Al utilizar nuestros celulares, podemos encontrarnos con aplicaciones como Google Maps, Earth o Waze. Todas tienen en común que nos permiten el acceso a navegar por las más bellas e importantes ciudades del mundo. Lo mismo sucede cuando planificamos algún tour y recurrimos a una agencia de viajes. Nos presentan imágenes de las ciudades y lugares más icónicos del territorio que queramos visitar. Por nuestros ojos pasan esas zonas que no podemos dejar de conocer, y automáticamente asumimos esos espacios como grandes ciudades porque tienen todo lo que se supone hace falta para serlo. Pero ¿es esto cierto?

Antes de irnos a la respuesta de dicha pregunta, es necesario retomar algunos antecedentes. El concepto de ciudad nos ha sido legado por los griegos, quienes llamaron polis a los territorios independientes habitados por ciudadanos, es decir, personas libres que tenían participación en las decisiones políticas de la comunidad.
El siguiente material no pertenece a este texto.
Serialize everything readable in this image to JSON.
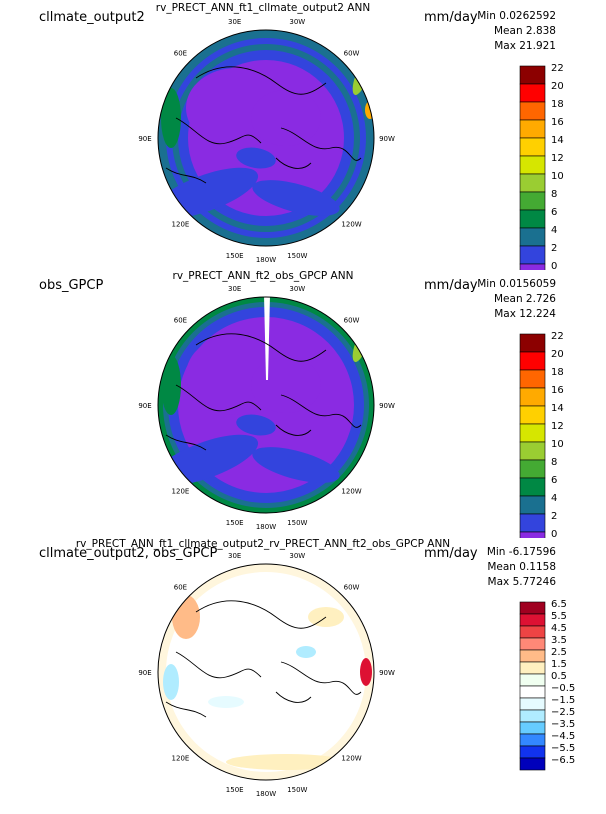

Sin embargo, hay una diferencia entre la polis griega y la ciudad como la conocemos hoy. En la actualidad, ciudad es sinónimo de gran extensión de territorio urbanizado que pertenece a un Estado, que cuenta con un fuerte dinamismo económico y que está habitado por personas a las que se le reconocen derechos y se le atribuyen deberes. Para los griegos, más allá de un territorio, era un Estado independiente con su propio gobierno, leyes y economía. En este artículo me tomaré la licencia de homologar el concepto griego de polis con lo que hoy todos hemos llegado a asumir como ciudad.

En medio de esta situación, recorro nuestras calles, observo y, como Diógenes con la lámpara, digo: busco una ciudad y no la encuentro.

Si retomamos las ideas de uno de los pensadores más tradicionales e importantes de la humanidad, con mucha facilidad llegaremos a la conclusión de que esos grandes espacios que nos enorgullecen tanto al estar llenos de edificaciones, dinamismo y actividad económica, no son otra cosa que territorios en los que vivimos y a los que vamos solo para garantizar la propia supervivencia. En contraste, Aristóteles define a la ciudad de la siguiente manera: "Así es evidente que para la ciudad que verdaderamente sea considerada tal, y no solo de nombre, debe ser objeto de preocupación la virtud, pues si no la comunidad se reduce a una alianza militar (…) y la ley resulta un convenio (…) una garantía de los derechos de unos y otros, pero que no es capaz de hacer a los ciudadanos buenos y justos" (Política III, 1280 b).

El fin último de la ciudad debe ser cultivar la virtud y el bien en sus ciudadanos. Es decir, contar con una estructura tanto física como ética que garantice el bienestar y la felicidad de las personas. Para poder orientarnos en esa dirección es necesario cuestionarnos y poner en debate público la siguiente pregunta: ¿cuál es la finalidad de la ciudad? Según lo que vemos en las propuestas de políticas públicas de la mayoría de nuestros candidatos y de las grandes empresas tanto nacionales como internacionales, la finalidad de la ciudad parece ser el mero crecimiento económico. Se insiste en la construcción descontrolada de nuevas edificaciones y en la proliferación de las nuevas tecnologías en los espacios públicos con el objetivo de garantizar la continuidad del estilo de vida que nos ha traído hasta aquí y que nos está enfermando. En medio de esta situación, recorro nuestras calles, observo y, como Diógenes con la lámpara, digo: busco una ciudad y no la encuentro.